Sunday, December 7, 2008

Dear Diary 26

Dear Diary,

I've been feeling a little run down lately. I think it's a combination of personal and work issues. I'm a little stressed out and I hate feeling this way.

Tomorrow i'm going to have a long talk with my boss. I'm always being told how efficient and dependable I am. It's nice to be recognized, but not as nice when the responsibilities are piling up and the pay is staying the same. I've been rolling with the punches because I actually like staying busy, but it's getting to the point where i'm feeling used.

I would like to look for another job but that's not the best idea in this economic climate. I've been on my job for 13 years and I have great pension and benefits, some of the best in the city. It wouldn't make much sense to leave right now. In a way I feel stuck. I'm not really crazy about my job, but I know that i'm blessed to have it. I can only imagine how many people would love to be in my shoes.

If I had it my way, and didn't have bills to pay and a family to take care of, i'd quit and concentrate on my writing. I watch these movies and read articles about people who give up everything for their dream. It would be wonderful if that was my reality.

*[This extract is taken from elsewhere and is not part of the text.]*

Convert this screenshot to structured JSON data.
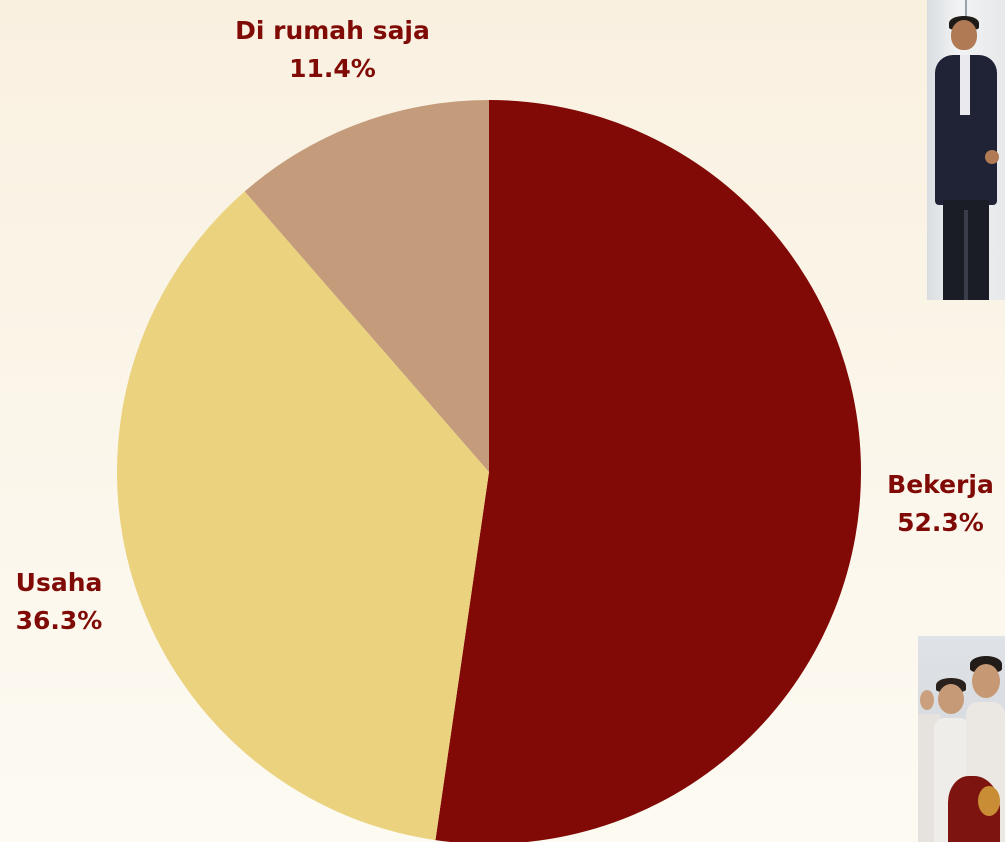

My husband makes very good money and could probably pay the bills on his own if I quit, but I could not let that happen. It wouldn't be fair to him, and I wouldn't be able to live depending on him. I'm an independent woman and I have to have my own money. I have to be able to do what I want, when I want, and not have to ask anyone for the cash to do it.

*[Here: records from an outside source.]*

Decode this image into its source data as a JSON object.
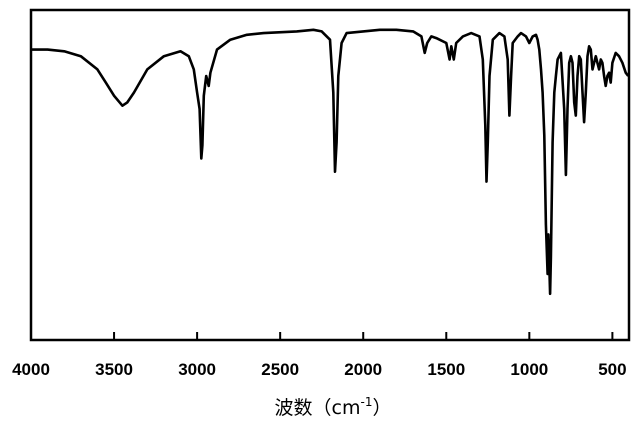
{
  "chart_data": {
    "type": "line",
    "title": "",
    "xlabel_main": "波数（cm",
    "xlabel_sup": "-1",
    "xlabel_close": "）",
    "ylabel": "",
    "xlim": [
      4000,
      400
    ],
    "x_reversed": true,
    "grid": false,
    "legend": "none",
    "x_ticks": [
      4000,
      3500,
      3000,
      2500,
      2000,
      1500,
      1000,
      500
    ],
    "x_tick_labels": [
      "4000",
      "3500",
      "3000",
      "2500",
      "2000",
      "1500",
      "1000",
      "500"
    ],
    "series": [
      {
        "color": "#000000",
        "points": [
          [
            4000,
            88
          ],
          [
            3900,
            88
          ],
          [
            3800,
            87.5
          ],
          [
            3700,
            86
          ],
          [
            3600,
            82
          ],
          [
            3550,
            78
          ],
          [
            3500,
            74
          ],
          [
            3450,
            71
          ],
          [
            3420,
            72
          ],
          [
            3380,
            75
          ],
          [
            3300,
            82
          ],
          [
            3200,
            86
          ],
          [
            3100,
            87.5
          ],
          [
            3050,
            86
          ],
          [
            3020,
            82
          ],
          [
            3000,
            75
          ],
          [
            2985,
            70
          ],
          [
            2975,
            55
          ],
          [
            2968,
            59
          ],
          [
            2960,
            74
          ],
          [
            2945,
            80
          ],
          [
            2930,
            77
          ],
          [
            2920,
            81
          ],
          [
            2880,
            88
          ],
          [
            2800,
            91
          ],
          [
            2700,
            92.5
          ],
          [
            2600,
            93
          ],
          [
            2400,
            93.5
          ],
          [
            2300,
            94
          ],
          [
            2250,
            93.5
          ],
          [
            2200,
            91
          ],
          [
            2180,
            75
          ],
          [
            2170,
            51
          ],
          [
            2160,
            60
          ],
          [
            2150,
            80
          ],
          [
            2130,
            90
          ],
          [
            2100,
            93
          ],
          [
            2000,
            93.5
          ],
          [
            1900,
            94
          ],
          [
            1800,
            94
          ],
          [
            1700,
            93.5
          ],
          [
            1650,
            92
          ],
          [
            1630,
            87
          ],
          [
            1615,
            90
          ],
          [
            1590,
            92
          ],
          [
            1560,
            91.5
          ],
          [
            1500,
            90
          ],
          [
            1480,
            85
          ],
          [
            1470,
            89
          ],
          [
            1455,
            85
          ],
          [
            1440,
            90
          ],
          [
            1400,
            92
          ],
          [
            1350,
            93
          ],
          [
            1300,
            92
          ],
          [
            1280,
            85
          ],
          [
            1265,
            65
          ],
          [
            1258,
            48
          ],
          [
            1250,
            60
          ],
          [
            1240,
            80
          ],
          [
            1220,
            91
          ],
          [
            1180,
            93
          ],
          [
            1150,
            92
          ],
          [
            1130,
            85
          ],
          [
            1120,
            68
          ],
          [
            1110,
            80
          ],
          [
            1100,
            90
          ],
          [
            1070,
            92
          ],
          [
            1050,
            93
          ],
          [
            1020,
            92
          ],
          [
            1000,
            90
          ],
          [
            980,
            92
          ],
          [
            960,
            92.5
          ],
          [
            950,
            91
          ],
          [
            940,
            88
          ],
          [
            930,
            82
          ],
          [
            920,
            75
          ],
          [
            910,
            62
          ],
          [
            900,
            35
          ],
          [
            890,
            20
          ],
          [
            885,
            32
          ],
          [
            875,
            14
          ],
          [
            870,
            25
          ],
          [
            860,
            60
          ],
          [
            850,
            75
          ],
          [
            840,
            80
          ],
          [
            830,
            85
          ],
          [
            810,
            87
          ],
          [
            790,
            70
          ],
          [
            780,
            50
          ],
          [
            770,
            70
          ],
          [
            760,
            84
          ],
          [
            750,
            86
          ],
          [
            740,
            84
          ],
          [
            730,
            72
          ],
          [
            720,
            68
          ],
          [
            710,
            80
          ],
          [
            700,
            86
          ],
          [
            690,
            85
          ],
          [
            680,
            75
          ],
          [
            670,
            66
          ],
          [
            660,
            75
          ],
          [
            650,
            86
          ],
          [
            640,
            89
          ],
          [
            630,
            88
          ],
          [
            620,
            82
          ],
          [
            610,
            84
          ],
          [
            600,
            86
          ],
          [
            590,
            84
          ],
          [
            580,
            82
          ],
          [
            570,
            85
          ],
          [
            560,
            84
          ],
          [
            550,
            80
          ],
          [
            540,
            77
          ],
          [
            530,
            80
          ],
          [
            520,
            81
          ],
          [
            510,
            78
          ],
          [
            500,
            84
          ],
          [
            480,
            87
          ],
          [
            460,
            86
          ],
          [
            440,
            84
          ],
          [
            420,
            81
          ],
          [
            405,
            80
          ]
        ]
      }
    ]
  }
}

Anything worth having is worth working for. So, it'll take me a little longer to finish editing my book and get it published. It's worth the work and i'm ready to put it in.

Until Tomorrow....

3 comments:

A Free Spirit Butterfly said...

Happy Sunday young lady... WOW paragraph number 3 has my name written all over it. I have great benefits, pension and lots of leave build up but I feel like a person filling a seat, not a person making a difference. I want to fulfill my dream too but I don't want GOD to think that I'm not appreciative with what I have now. I'm stuck as well, seven more years I can retire but my bank account wouldn't agree with that. So in the mean time as Iyanla Vanzant says, we'll keep doing what we're doing....

Love, peace & blessings for a great week. Hope that all goes well when you speak w/your boss!

LISA VAZQUEZ said...

Hello there!

This economy is terrible right NOW but that is not a reason to remain stagnant in our professional lives...if we BELIEVE that we can and should do more then we must embrace it and start elevating ourselves.

There are many people unemployed right now and the job market is not fantastic but people get fired from jobs every day and people go on disability and people retire and people move to new cities, so there are STILL going to be openings in the job market even in an economic slump.

Sometimes, we want to do what is "safe" but to move into greatness we also have to be willing to risk...and that takes faith.

Peace, blessings and DUNAMIS!
Lisa

Unknown said...

Dude! How many people do you know that actually likes their job? It's something that so many people face. It's good to know that your blessed in so many different ways. At times that may be the only thing that keeps us going. You'll be done with your book before you know it :-) You're a very intelligent young lady, and very dedicated to your dream. You never know what tomorrow holds, so stay positive, and finish editing that freakin book!